Вдоль черных и пропитанных водой садовых дорожек стояли причудливые, старые деревянные скамьи, романтичные по форме, выкрашенные в зеленый цвет, с прожилками жалобного, выцветшего фиолетового, рядом с которыми высокие лилии пытались удержать свои лепестки на грубом, холодном ветру, старые скамьи, которые выглядели так, как будто они могли быть сделаны для романтических любовников Джулио Романо.

Есть две древние церкви, одна — Matriz, которая тронула мое сердце, идеально сохранив некоторую любящую нежность в линиях давних времен, церкви, построенные в великий век завоеваний. Слово «Азор» (açor) означает ястреб. Это Острова Ястребов — воинственные птицы, парящие над одинокими морями.

Когда мы отплывали, ветер принес мне тот странный запах, который я замечала в островных городах раньше. Как я могу назвать его? Специи, разлагающаяся растительность, смешанная с влажностью, и запахи многих вещей, которые умирают.

Затем зазвонили старые соборные колокола. Но море заглушило их бархатом. Начала наступать ночь. И великолепие моря стало серым. Горные вершины выглядели черными и одинокими, когда я прощалась с ними, и окутанными длинными плывущими лентами дождя. Три дня спустя я была в Португалии.

Погода была суровой и штормовой. Был дождь, туман и постоянный холод. Затем внезапно из тумана и моря расцвел богатый, разноцветный город — Лиссабон. Солнце начало светить.

Это город сияющих садов, узких улиц, чьи расписные штукатурные жилища более чем очаровательны — жемчужно-розовые, серно-желтые, утомленно-фиолетовые. Они теснятся друг к другу на маленьких квадратных площадях цветов.

Босоногие женщины ходят от двери к двери, чтобы продавать рыбу, которую несут в корзинах на головах; стройные семинаристы в длинных черных, красноречивых плащах передвигаются, как статуи из слоновой кости и гагата. А дети и девушки обладают очарованием латинской юности.

Авенида-да-Либердаде — широкая, окаймленная деревьями и цветами, вымощенная черным и белым камнем (с которой Рио-де-Жанейро скопировал Рио-Бранко), усаженная причудливыми, сахарно-глазированными, веселыми дворцами, — это улица, которой гордятся все португальцы. Она входит в число прекрасных улиц мира.

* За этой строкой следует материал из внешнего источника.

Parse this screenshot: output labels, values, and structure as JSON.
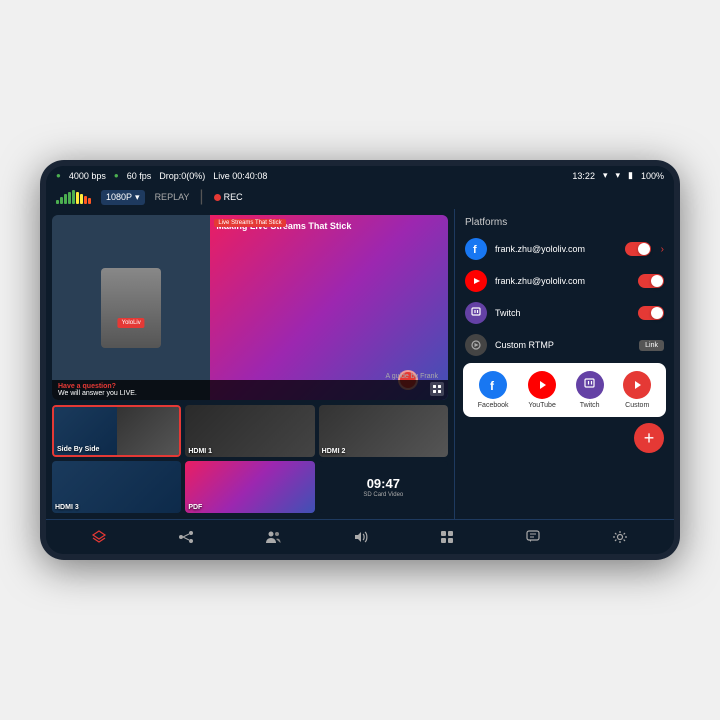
{
  "device": {
    "status_bar": {
      "bitrate": "4000 bps",
      "fps": "60 fps",
      "drop": "Drop:0(0%)",
      "live_duration": "Live 00:40:08",
      "time": "13:22",
      "battery": "100%"
    },
    "toolbar": {
      "resolution": "1080P",
      "replay": "REPLAY",
      "rec": "REC"
    },
    "platforms": {
      "header": "Platforms",
      "items": [
        {
          "id": "facebook",
          "type": "fb",
          "email": "frank.zhu@yololiv.com",
          "enabled": true,
          "has_chevron": true
        },
        {
          "id": "youtube",
          "type": "yt",
          "email": "frank.zhu@yololiv.com",
          "enabled": true,
          "has_chevron": false
        },
        {
          "id": "twitch",
          "type": "tw",
          "name": "Twitch",
          "enabled": true,
          "has_chevron": false
        },
        {
          "id": "rtmp",
          "type": "rtmp",
          "name": "Custom RTMP",
          "link": "Link"
        }
      ],
      "popup": {
        "items": [
          {
            "type": "fb",
            "label": "Facebook"
          },
          {
            "type": "yt",
            "label": "YouTube"
          },
          {
            "type": "tw",
            "label": "Twitch"
          },
          {
            "type": "custom",
            "label": "Custom"
          }
        ]
      },
      "add_button": "+"
    },
    "preview": {
      "live_badge": "Live Streams That Stick",
      "title": "Making Live Streams That Stick",
      "question": "Have a question?",
      "answer": "We will answer you LIVE."
    },
    "sources": [
      {
        "id": "sbs",
        "label": "Side By Side",
        "type": "sbs",
        "active": true
      },
      {
        "id": "hdmi1",
        "label": "HDMI 1",
        "type": "hdmi1"
      },
      {
        "id": "hdmi2",
        "label": "HDMI 2",
        "type": "hdmi2"
      },
      {
        "id": "hdmi3",
        "label": "HDMI 3",
        "type": "hdmi3"
      },
      {
        "id": "pdf",
        "label": "PDF",
        "type": "pdf"
      },
      {
        "id": "sd",
        "label": "SD Card Video",
        "time": "09:47",
        "type": "sd"
      }
    ],
    "nav": {
      "icons": [
        "layers",
        "share",
        "people",
        "volume",
        "grid",
        "chat",
        "settings"
      ]
    }
  }
}
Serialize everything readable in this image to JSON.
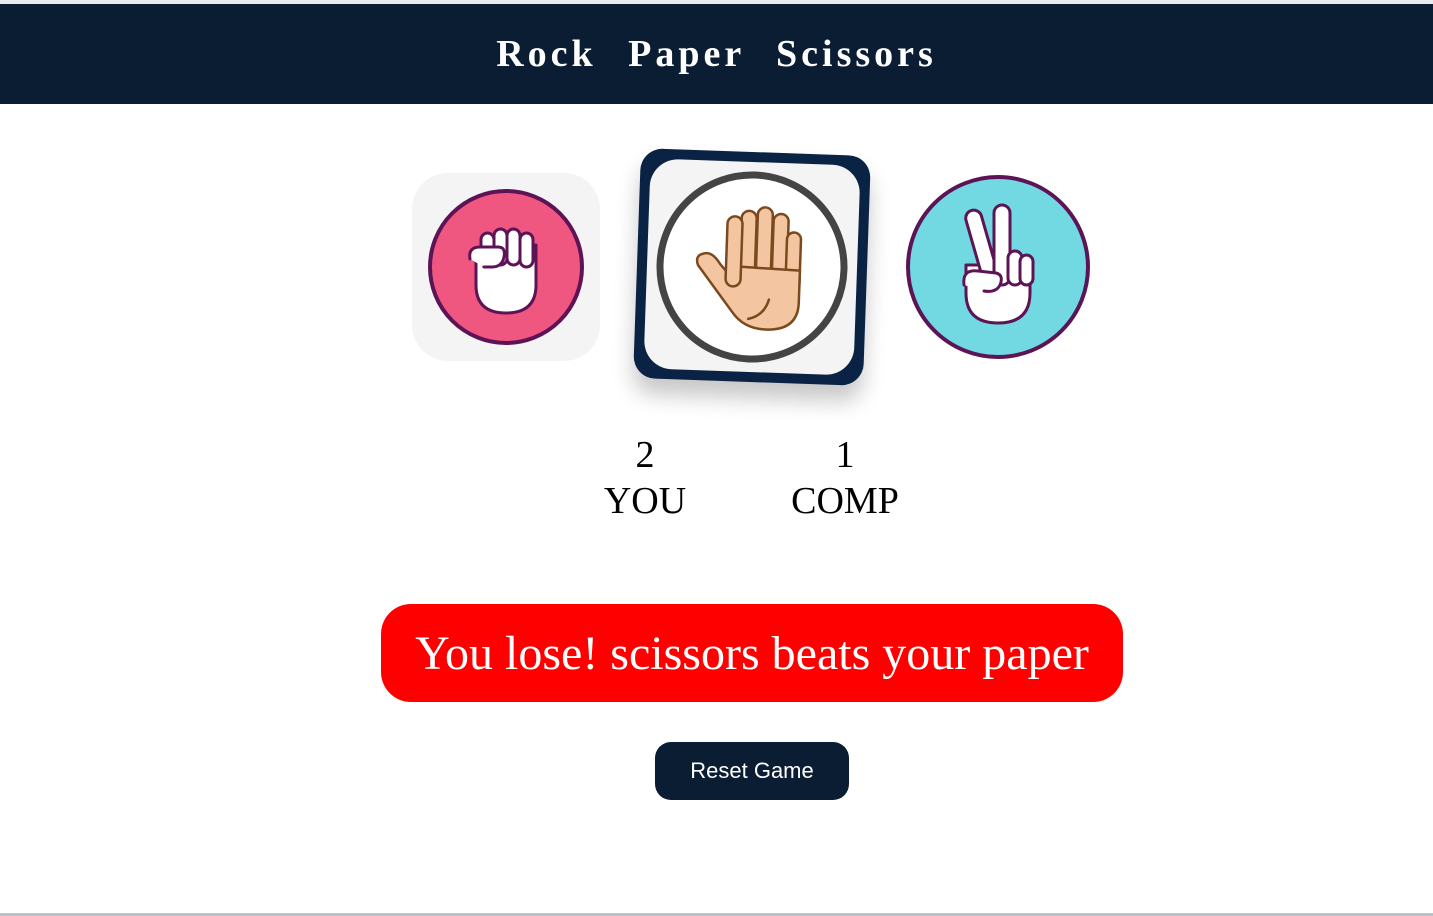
{
  "header": {
    "title": "Rock Paper Scissors"
  },
  "choices": [
    {
      "id": "rock",
      "icon": "fist-icon",
      "color": "#ef5680"
    },
    {
      "id": "paper",
      "icon": "open-hand-icon",
      "color": "#ffffff",
      "selected": true
    },
    {
      "id": "scissors",
      "icon": "peace-hand-icon",
      "color": "#72d9e2"
    }
  ],
  "score": {
    "user": {
      "value": "2",
      "label": "YOU"
    },
    "comp": {
      "value": "1",
      "label": "COMP"
    }
  },
  "message": {
    "text": "You lose! scissors beats your paper",
    "color": "#ff0000"
  },
  "reset": {
    "label": "Reset Game"
  },
  "colors": {
    "navy": "#0a1d33",
    "accent_outline": "#5d1456"
  }
}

Поскольку города обладают индивидуальностью, я говорю, что Лиссабон достоин любви. Он поражает чувства, как какая-то забытая мелодия восторга. Я нашла старый отель цвета буйволовой кожи, с черными железными решетками на окнах и высокими зелеными дверями, расположенный далеко в причудливом саду в старом стиле, выходящий на крошечную площадь, где я хотела бы задержаться — а затем быть забытой, и так остаться навсегда.

С архитектурной точки зрения, две самые прекрасные вещи в Лиссабоне — это Башня Белен и Монастырь Сан-Жерониму, оба — дань уважения великому исследователю Васко да Гаме. Бледная, резная поверхность монастыря из слоновой кости не менее прекрасна, чем Тадж-Махал. У него есть и минареты, с которых могли бы призывать муэдзины. Все здание обладает своего рода совершенством.

В одной из его маленьких внутренних часовен спят бок о бок Васко да Гама и гордый поэт Португалии, который написал гомеровским стихом свою историю — Камоэнс. И Камоэнс был не только поэтом, но и воином, исследователем и одним из самых храбрых искателей приключений в мире. Камоэнс прожил много жизней, и все они были великими. Мир был его игровой площадкой. Его огненный дух, которым никто не обладает сегодня, жаждал дарить своему императору континенты. Он все еще великий поэт Португалии; годы не позволили превзойти его.

Возвращаясь к нашему романисту, де Кейрошу, он был памятной фигурой в Лиссабоне в своей юности. Он был высоким, очень худым, с орлиным носом. Он был безупречен в одежде. Он заказывал одежду в Лондоне и всегда носил монокль. Он был также фигурой на бульварах Парижа. У него были необычайно красивые глаза с выражением доброты, быстрого понимания и глубокого интеллекта. Его двумя доминирующими чертами были ирландское чувство юмора и воображение поэта; последнее удержало его от вступления в ряды Золя как романиста. Это было в 1880 году.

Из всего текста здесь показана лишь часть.